Question 1: Are you in favour of referendums? Please answer either Yes or No.

Question 2: Are you in favour of referendums if you have good reason to expect the majority vote will not be the one you would wish? Again, please answer Yes or No.

Question 3: Do you think there are some questions that are just too complex to answer with a simple Yes or No? Please answer ... but you get the idea.

I've just been in Dublin, where yesterday they were being asked to vote in a referendum on the EU's Lisbon reform treaty. This is pretty much the same document as the one we used to call the Constitutional Treaty, but French and Dutch voters put that one out of its misery, so now it's been reborn without its constitutional fripperies.

I was in France and the Netherlands, too, for their referendums three years ago, so I may be in danger of becoming an EU referendum expert. And the one thing I have learned is that when people vote in these exercises, they tend not to answer the precise question on the paper.

Whatever the actual wording, the question people prefer to answer is: Do you approve of what the government is up to? Or perhaps: Do you approve of what the EU is up to? Or even: Are you happy with things in general, all things considered, by and large?

And because most people have little difficulty in finding things to complain about, the Noes seem to have a built-in advantage. (I'm writing, of course, before the announcement of the Irish referendum result. Maybe the Irish will prove to be rather happier than their French and Dutch counterparts were in 2005.)

The best question I saw asked in Ireland was in the Irish Independent: "Why should I say Yes to a legal document I don't understand?"

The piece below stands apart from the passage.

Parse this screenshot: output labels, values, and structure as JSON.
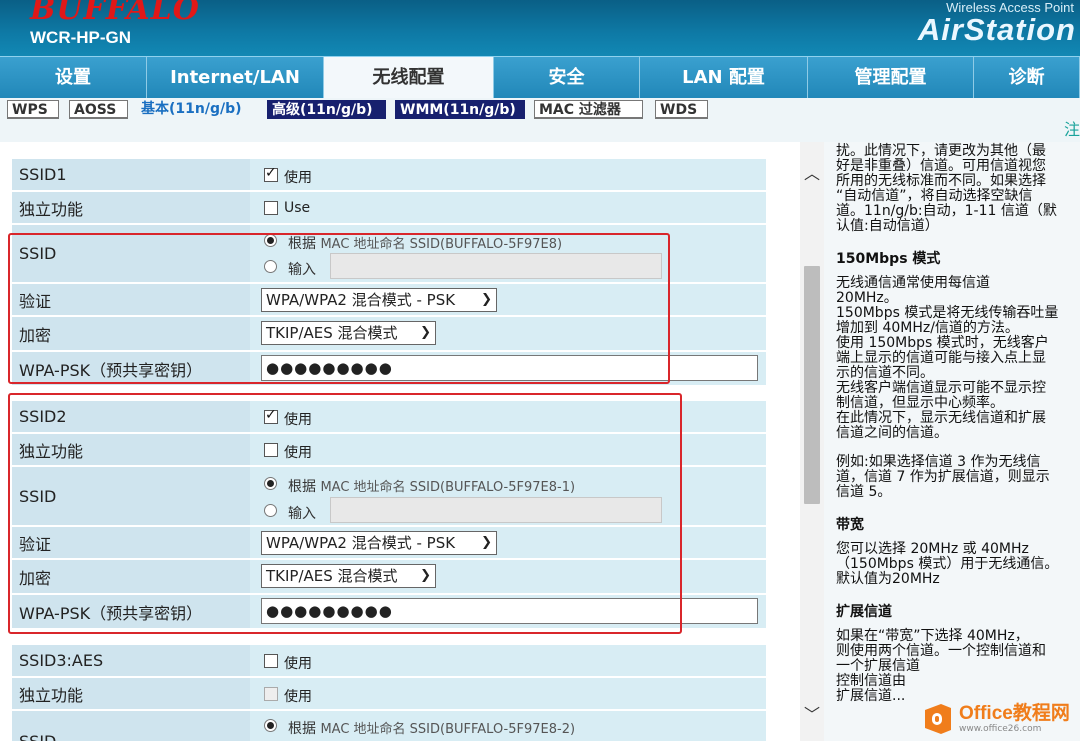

So perhaps it would be useful for me to give you a taste of what the Lisbon Treaty actually says. It starts like this:

"1) The preamble shall be amended as follows:

(a) the following text shall be inserted as the second recital:

"DRAWING INSPIRATION from the cultural, religious and humanist inheritance of
Europe, from which have developed the universal values of the inviolable and
inalienable rights of the human person, freedom, democracy, equality and the rule of law,";

(b) In the seventh, which shall become the eighth, recital, the words "of this Treaty" shall be replaced by "of this Treaty and of the Treaty on the Functioning of the European Union,";

(c) In the eleventh, which shall become the twelfth, recital, the words "of this Treaty" shall be replaced by "of this Treaty and of the Treaty on the Functioning of the European Union,".

I could go on, but I strongly suspect you'd rather I didn't. (There are 260 pages of it, and you can read every word .) To be fair, the Irish foreign minister, Micheal Martin, did point out when I interviewed him that people don't necessarily read every word of the Finance Bill when it's presented every year - but that doesn't mean they're not in favour of their taxes going down.

But then they're not asked to approve it in a referendum either. It really isn't easy to persuade people to say Yes to something which reads like the very worst that lawyers could come up with.